Characteristics of Germans in Business situations

  • Germans are generally well-dressed, punctual, organised and efficient. You must match these qualities. It is advisable to adopt a rather more formal approach with Germans at meetings. During greetings and good-byes use surnames, shake hands and respect their titles.
  • Whatever you promise a German, you must deliver. If you fail in some respect, apologize immediately. Then you must compensate.
  • Germans dislike misunderstandings; therefore you should strive to avoid them. Be willing to go over details time and time again. You must be patient. They don’t like being rushed.
  • When Germans criticize your actions, it is to help you avoid making mistakes. Accept their criticism as being constructive. You may also point out their errors frankly, but make sure you are right. They will look earnestly for deficiencies in your products or services and will criticise you openly (even energetically).
  • Put as much in writing as you can. You can be very wordy, they will read it.
  • Germans like people to conform, therefore do not display too much eccentricity.
  • Germans are uneasy when confronted with flippancy, sarcasm or inappropriate humour. Business is a serious business. Tell them funny stories afterwards over a beer. They do have a sense of humour, but they do not use it at work. What amuses a German will not get all other cultures laughing too.
  • They are generally convinced that they are the most honest, reliable and sincere people in the world, also in their business negotiations. Be frank, truthful and as honest as possible, but do not meet them head on if you see their position is highly opposed to yours. Seek common ground - they like sharing.
  • Always make sure you are talking to the right person in the right department and at the right level. Germans are hierarchical and do not like to be bypassed.
  • Display trust and expect it from them. German friendships are worthwhile. If you impress them with your early actions, they will want to develop a solid partnership with you.
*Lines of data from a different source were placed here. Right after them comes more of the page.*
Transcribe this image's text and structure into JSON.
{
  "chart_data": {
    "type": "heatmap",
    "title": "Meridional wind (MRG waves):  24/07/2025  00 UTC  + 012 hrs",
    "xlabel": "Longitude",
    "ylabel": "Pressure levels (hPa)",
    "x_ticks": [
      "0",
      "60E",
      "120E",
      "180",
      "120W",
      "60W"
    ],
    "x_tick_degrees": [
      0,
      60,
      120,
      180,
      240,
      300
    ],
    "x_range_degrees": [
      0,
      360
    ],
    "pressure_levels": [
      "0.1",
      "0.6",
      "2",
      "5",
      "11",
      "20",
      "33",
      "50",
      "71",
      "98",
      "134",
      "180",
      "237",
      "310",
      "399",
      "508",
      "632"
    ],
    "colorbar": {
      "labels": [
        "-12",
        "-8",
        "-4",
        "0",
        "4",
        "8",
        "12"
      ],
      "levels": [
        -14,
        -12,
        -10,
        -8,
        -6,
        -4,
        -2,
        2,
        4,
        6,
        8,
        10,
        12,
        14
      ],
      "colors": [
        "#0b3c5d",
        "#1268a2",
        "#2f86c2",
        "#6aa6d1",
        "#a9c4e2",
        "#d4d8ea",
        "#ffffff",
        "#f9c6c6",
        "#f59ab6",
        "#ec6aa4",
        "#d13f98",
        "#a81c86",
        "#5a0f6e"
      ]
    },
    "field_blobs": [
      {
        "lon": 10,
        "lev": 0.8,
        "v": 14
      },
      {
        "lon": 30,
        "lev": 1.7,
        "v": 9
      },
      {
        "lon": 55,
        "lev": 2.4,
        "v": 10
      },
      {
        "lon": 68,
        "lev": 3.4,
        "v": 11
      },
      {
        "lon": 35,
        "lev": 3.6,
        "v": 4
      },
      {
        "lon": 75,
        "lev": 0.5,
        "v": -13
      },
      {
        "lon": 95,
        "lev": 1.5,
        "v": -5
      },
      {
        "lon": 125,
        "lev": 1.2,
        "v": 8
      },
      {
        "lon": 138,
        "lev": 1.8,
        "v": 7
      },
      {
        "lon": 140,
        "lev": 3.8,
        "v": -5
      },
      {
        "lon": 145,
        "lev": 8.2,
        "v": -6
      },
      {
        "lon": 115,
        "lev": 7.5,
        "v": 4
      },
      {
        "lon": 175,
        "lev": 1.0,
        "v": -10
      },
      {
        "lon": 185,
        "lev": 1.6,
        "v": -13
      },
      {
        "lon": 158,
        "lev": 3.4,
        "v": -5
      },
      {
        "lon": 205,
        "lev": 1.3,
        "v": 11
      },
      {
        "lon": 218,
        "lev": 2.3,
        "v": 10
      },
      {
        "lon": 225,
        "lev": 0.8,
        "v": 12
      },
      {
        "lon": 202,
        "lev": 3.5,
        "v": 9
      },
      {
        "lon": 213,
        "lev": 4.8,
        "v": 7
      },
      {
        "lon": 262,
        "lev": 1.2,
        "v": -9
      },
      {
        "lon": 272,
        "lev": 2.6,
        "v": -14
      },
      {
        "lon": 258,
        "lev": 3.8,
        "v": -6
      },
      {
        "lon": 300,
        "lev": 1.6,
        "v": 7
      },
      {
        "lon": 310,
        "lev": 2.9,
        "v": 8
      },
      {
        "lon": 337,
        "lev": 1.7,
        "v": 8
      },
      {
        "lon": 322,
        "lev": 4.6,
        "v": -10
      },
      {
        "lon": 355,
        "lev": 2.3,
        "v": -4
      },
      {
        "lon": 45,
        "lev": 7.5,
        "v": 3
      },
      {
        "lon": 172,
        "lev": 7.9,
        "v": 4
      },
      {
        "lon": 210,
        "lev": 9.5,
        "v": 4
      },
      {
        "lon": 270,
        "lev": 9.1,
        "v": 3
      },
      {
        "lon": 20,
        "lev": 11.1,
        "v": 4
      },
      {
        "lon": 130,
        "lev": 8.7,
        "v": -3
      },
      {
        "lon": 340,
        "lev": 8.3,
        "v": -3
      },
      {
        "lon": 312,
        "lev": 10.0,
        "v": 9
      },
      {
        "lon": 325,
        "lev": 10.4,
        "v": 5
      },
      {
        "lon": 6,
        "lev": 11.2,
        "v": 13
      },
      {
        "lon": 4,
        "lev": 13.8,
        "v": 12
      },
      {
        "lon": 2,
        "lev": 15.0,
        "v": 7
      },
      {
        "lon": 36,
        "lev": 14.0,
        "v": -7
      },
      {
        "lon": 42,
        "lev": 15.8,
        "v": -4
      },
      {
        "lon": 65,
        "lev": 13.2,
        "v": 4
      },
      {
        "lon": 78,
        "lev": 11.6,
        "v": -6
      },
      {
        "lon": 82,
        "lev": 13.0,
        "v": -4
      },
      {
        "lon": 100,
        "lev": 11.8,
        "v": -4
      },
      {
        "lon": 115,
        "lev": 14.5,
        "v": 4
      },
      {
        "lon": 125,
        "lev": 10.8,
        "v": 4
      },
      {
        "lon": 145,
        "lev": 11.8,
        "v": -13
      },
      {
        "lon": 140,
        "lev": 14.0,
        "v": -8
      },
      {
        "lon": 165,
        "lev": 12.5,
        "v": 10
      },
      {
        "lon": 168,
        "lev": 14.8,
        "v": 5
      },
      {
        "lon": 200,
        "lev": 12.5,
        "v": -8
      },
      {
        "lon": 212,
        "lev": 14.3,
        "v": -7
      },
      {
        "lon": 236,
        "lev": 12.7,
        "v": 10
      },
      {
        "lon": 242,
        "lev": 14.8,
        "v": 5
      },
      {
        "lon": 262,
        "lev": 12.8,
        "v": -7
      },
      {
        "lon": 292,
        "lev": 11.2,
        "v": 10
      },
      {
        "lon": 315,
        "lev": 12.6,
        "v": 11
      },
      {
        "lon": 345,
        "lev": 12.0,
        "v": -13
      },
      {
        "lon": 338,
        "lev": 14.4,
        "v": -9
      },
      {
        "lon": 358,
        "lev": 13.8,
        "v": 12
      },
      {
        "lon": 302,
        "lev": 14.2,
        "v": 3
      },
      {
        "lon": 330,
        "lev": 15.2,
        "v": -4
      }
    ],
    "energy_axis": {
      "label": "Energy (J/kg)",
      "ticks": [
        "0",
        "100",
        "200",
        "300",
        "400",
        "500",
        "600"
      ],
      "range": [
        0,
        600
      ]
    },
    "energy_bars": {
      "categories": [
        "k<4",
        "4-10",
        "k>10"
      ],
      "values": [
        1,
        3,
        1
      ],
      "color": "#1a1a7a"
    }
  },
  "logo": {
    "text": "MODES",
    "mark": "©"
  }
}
  • They like consensus. Consult all people concerned before embarking on a course of action. They do not concede their case or arguments easily, but tend to look for common ground. This is often your best approach to make progress. Head-on collision with a sizeable German company seldom leads to results.
  • German companies are often successful because they have established reliable processes and procedures during their history. Respect these. They like to finish action chains. Do not interrupt unfinished tasks or give too many simultaneously.
  • In general it is a good policy to obey rules and laws without questioning them very much. Bureaucracy is inevitable and likely to be complex. Trying to find shortcuts is more likely to make the process longer than shorter.
  • Subordinates should be helped, advised and monitored, but once a German has had a task fully explained, then he/she should be left to get on with it.
  • Respect privacy at all times, both with regard to the person and the company’s activities. Information does not flow freely in Germany.
  • Germans do not believe that life is simple. When they may appear to over-complicate things, do not fall into the trap of over-simplifying. 
  • Do not overdo small talk with Germans. They like facts, figures, reliable information.
  • During a meeting protocol is important and agendas are followed faithfully. They are willing to discuss details at an early stage. They will arrive well-informed as to the business and expect you to be also. They will present logical arguments to support their case and often have thought over your possible counter-arguments to have their second line of attack ready.
  • They believe they are more efficient than others and do not change position easily.
  • They are willing to make decisions within meetings, but they are always cautious. They generally stick to what they have agreed orally.
  • If you are selling to them they will question you on what are German strong points, e.g. quality of goods, delivery dates, and competitive price. Be ready.
  • They expect, in the end, to get the very best (lowest) price.
  • They will write up their notes carefully and come back well-prepared the next day. It is advisable for you to do the same.
  • Germans generally have good language abilities but often suffer from lack of knowledge of foreign cultures. They like to use German whenever they can.
  • When Germans make a contract, they make sure that their obligations are deliverable. In German eyes, sticking to a contract means reliability. Changes are not expected or welcomed. Fulfilling contracts faithfully is the way to build trusting relationships in Germany.
  • Remember the importance of local identity. Being a Bavarian may be more important to your host than being a German, for example.